Links of the day
1. Gobar gas. Using relatively cheap materials, it is possible to build a “digester” that turns dung into natural gas. Gobar gas has had a lot of success in the Indian subcontinent. It seems like this could be an excellent way to provide safer cooking fuels for rural people in developing countries (as opposed to using wood for cooking fuel, which produces indoor smoke which is often a health hazard and which uses up the trees in forests).
2 Computer learns language by playing games. A computer was able to learn to read the text of a computer game manual (without having any prior English language knowledge programmed into it) and learn how to improve its gameplay strategy (in the game Civilization 2). My favorite Skynet-related comment left by a reader: “I’m curious about which victory conditions the AI tended towards. I’m hoping it was space colonization and not world domination.” As it turns out, the computer’s strategy was world domination (winning the game by conquering all other civilizations through warfare).
3. Driven off the Road by M.B.A.s. “Lutz’s main argument is that companies, shareholders and consumers are best served by product-driven executives. . . . The auto industry is actually a terrific proxy for a trend toward short-term, myopically balance-sheet-driven management that has infected American business.”
4. On discovering you’re an android. “The idea that the self, or the conscious mind, emerges from the workings of the physical structures of the brain – with no need to invoke any supernatural spirit, essence or soul – is so fundamental to modern neuroscience that it almost goes unmentioned.”
5. Power powers promiscuity, new study finds. “With power comes confidence, and for both men and women, such confidence often results in marital infidelity, a new study finds.
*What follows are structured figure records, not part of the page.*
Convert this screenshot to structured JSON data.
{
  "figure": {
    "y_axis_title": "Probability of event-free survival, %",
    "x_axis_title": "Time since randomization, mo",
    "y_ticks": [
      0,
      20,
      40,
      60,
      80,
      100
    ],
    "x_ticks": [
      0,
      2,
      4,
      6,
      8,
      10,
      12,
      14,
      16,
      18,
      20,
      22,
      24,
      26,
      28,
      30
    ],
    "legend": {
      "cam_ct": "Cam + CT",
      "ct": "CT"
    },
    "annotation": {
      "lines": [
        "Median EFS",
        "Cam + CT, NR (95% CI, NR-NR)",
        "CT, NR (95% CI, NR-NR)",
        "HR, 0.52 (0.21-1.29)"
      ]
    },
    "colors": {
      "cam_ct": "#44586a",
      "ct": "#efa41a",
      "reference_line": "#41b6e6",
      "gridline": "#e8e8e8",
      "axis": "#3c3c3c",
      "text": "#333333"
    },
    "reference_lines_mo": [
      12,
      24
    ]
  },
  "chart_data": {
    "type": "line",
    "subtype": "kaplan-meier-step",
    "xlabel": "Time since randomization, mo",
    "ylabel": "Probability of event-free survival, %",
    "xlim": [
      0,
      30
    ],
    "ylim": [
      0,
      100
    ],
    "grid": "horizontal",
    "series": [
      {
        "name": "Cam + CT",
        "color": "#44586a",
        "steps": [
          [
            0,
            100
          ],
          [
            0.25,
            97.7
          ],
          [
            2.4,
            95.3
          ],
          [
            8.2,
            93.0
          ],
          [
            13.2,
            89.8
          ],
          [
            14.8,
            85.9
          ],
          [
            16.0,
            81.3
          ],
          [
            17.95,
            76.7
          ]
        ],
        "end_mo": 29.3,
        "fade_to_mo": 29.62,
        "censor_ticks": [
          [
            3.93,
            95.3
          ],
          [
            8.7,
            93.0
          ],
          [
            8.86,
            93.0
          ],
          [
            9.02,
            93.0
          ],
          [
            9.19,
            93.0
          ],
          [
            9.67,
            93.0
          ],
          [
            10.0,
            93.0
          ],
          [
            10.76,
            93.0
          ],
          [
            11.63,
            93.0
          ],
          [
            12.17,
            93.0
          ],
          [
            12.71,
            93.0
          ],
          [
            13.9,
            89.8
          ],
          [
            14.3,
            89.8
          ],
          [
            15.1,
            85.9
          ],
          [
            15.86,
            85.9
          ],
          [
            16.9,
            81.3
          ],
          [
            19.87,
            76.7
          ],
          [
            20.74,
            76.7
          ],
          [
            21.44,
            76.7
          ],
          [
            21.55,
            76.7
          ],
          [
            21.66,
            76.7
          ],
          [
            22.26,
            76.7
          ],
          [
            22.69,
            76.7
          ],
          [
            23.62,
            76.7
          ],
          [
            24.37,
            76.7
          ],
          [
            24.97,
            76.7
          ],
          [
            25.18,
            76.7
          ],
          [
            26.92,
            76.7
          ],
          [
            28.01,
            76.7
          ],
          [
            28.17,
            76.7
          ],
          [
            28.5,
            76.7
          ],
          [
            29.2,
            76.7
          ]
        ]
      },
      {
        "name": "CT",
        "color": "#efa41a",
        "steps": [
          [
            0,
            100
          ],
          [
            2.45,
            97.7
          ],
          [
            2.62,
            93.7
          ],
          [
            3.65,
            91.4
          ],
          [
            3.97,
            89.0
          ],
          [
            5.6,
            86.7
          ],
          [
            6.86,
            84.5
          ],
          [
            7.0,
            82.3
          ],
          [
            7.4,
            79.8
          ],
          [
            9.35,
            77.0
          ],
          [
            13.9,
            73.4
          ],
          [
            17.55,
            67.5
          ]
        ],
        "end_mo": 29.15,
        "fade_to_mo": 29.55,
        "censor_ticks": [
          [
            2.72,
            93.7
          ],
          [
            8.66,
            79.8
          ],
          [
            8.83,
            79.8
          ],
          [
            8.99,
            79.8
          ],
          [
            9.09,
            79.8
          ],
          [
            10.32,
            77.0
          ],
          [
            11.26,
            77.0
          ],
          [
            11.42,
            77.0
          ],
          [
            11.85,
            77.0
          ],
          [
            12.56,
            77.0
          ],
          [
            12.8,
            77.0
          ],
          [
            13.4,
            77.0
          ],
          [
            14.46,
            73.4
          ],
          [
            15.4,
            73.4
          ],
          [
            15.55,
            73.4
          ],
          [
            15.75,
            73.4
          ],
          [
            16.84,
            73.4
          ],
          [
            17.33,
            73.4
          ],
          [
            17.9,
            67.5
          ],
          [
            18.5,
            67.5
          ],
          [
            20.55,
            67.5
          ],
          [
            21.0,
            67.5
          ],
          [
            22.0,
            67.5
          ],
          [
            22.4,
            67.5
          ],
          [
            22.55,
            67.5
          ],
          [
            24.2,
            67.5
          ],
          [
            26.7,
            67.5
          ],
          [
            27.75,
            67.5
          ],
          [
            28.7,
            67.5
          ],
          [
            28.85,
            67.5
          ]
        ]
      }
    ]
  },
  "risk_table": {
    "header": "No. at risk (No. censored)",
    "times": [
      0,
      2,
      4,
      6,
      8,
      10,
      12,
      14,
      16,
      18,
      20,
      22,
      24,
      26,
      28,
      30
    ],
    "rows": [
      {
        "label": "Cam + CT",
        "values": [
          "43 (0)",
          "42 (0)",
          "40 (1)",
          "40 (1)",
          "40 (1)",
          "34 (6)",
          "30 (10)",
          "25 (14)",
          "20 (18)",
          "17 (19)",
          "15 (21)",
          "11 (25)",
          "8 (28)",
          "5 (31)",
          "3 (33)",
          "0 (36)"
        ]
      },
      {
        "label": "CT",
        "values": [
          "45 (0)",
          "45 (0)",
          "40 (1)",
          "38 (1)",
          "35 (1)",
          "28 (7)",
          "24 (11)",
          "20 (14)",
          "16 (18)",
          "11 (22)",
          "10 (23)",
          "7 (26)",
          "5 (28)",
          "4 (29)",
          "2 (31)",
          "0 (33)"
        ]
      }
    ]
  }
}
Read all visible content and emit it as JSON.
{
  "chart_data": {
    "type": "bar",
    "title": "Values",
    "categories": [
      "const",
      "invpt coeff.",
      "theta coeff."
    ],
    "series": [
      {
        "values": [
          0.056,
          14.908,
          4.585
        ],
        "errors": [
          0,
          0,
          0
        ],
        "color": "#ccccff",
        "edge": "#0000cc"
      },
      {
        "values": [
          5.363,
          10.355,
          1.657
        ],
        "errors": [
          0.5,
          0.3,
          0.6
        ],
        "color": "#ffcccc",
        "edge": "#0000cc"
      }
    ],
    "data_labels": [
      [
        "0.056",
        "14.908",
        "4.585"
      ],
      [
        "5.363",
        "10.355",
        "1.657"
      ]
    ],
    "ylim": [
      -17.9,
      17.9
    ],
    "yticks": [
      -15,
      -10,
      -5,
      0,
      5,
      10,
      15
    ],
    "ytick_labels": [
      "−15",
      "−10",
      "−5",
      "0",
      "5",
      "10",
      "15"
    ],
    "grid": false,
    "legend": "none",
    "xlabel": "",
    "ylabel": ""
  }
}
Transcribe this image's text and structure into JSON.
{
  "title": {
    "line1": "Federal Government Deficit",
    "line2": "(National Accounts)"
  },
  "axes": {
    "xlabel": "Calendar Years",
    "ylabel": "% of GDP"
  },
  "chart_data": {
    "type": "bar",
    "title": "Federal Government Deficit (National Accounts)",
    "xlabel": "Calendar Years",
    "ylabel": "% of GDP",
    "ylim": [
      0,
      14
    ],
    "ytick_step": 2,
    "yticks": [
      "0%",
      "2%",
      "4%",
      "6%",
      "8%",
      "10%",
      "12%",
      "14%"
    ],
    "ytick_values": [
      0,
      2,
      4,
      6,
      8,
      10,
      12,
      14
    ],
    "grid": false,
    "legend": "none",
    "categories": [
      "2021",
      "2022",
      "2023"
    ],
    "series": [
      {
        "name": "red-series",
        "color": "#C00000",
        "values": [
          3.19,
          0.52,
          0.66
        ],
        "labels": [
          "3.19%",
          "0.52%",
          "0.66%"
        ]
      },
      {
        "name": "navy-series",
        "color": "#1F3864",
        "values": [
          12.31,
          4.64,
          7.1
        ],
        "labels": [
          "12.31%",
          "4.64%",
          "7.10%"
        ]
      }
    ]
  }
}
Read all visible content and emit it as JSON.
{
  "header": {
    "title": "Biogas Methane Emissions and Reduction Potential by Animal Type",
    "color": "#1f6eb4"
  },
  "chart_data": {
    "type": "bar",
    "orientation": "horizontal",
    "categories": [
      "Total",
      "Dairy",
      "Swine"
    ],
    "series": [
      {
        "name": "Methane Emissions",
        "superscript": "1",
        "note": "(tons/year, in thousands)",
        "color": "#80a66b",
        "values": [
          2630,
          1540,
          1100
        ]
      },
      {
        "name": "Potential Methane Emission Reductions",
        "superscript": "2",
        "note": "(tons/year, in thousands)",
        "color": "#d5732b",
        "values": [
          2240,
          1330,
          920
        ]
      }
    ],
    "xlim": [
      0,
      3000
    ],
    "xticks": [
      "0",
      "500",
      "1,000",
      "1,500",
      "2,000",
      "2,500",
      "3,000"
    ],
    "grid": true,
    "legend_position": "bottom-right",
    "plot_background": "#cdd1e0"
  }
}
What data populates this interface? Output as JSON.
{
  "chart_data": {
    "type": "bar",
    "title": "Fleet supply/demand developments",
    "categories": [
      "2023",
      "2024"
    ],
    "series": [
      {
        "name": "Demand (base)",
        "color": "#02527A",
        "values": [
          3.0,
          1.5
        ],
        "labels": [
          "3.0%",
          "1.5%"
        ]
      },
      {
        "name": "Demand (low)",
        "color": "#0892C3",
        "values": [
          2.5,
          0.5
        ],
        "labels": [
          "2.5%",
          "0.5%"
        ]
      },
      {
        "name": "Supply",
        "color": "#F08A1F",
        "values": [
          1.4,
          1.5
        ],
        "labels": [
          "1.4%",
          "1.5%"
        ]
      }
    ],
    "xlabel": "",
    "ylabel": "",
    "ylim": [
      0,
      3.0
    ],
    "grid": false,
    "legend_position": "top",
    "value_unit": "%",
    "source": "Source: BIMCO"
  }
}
The study, to be published in an upcoming Psychological Science, found that among 1,275 Dutch professionals, those with the higher-paying, higher-ranked positions were more likely to have thought about or actually engaged in extra-marital entanglements, thanks to boosted levels of confidence. . . . The powerful see the world, themselves, and other people in a different manner and they act in a different manner than do those who lack power.”
6. 6 premature predictions of tech failure. A list of 6 technologies / products that industry leaders wrongly predicted would fail.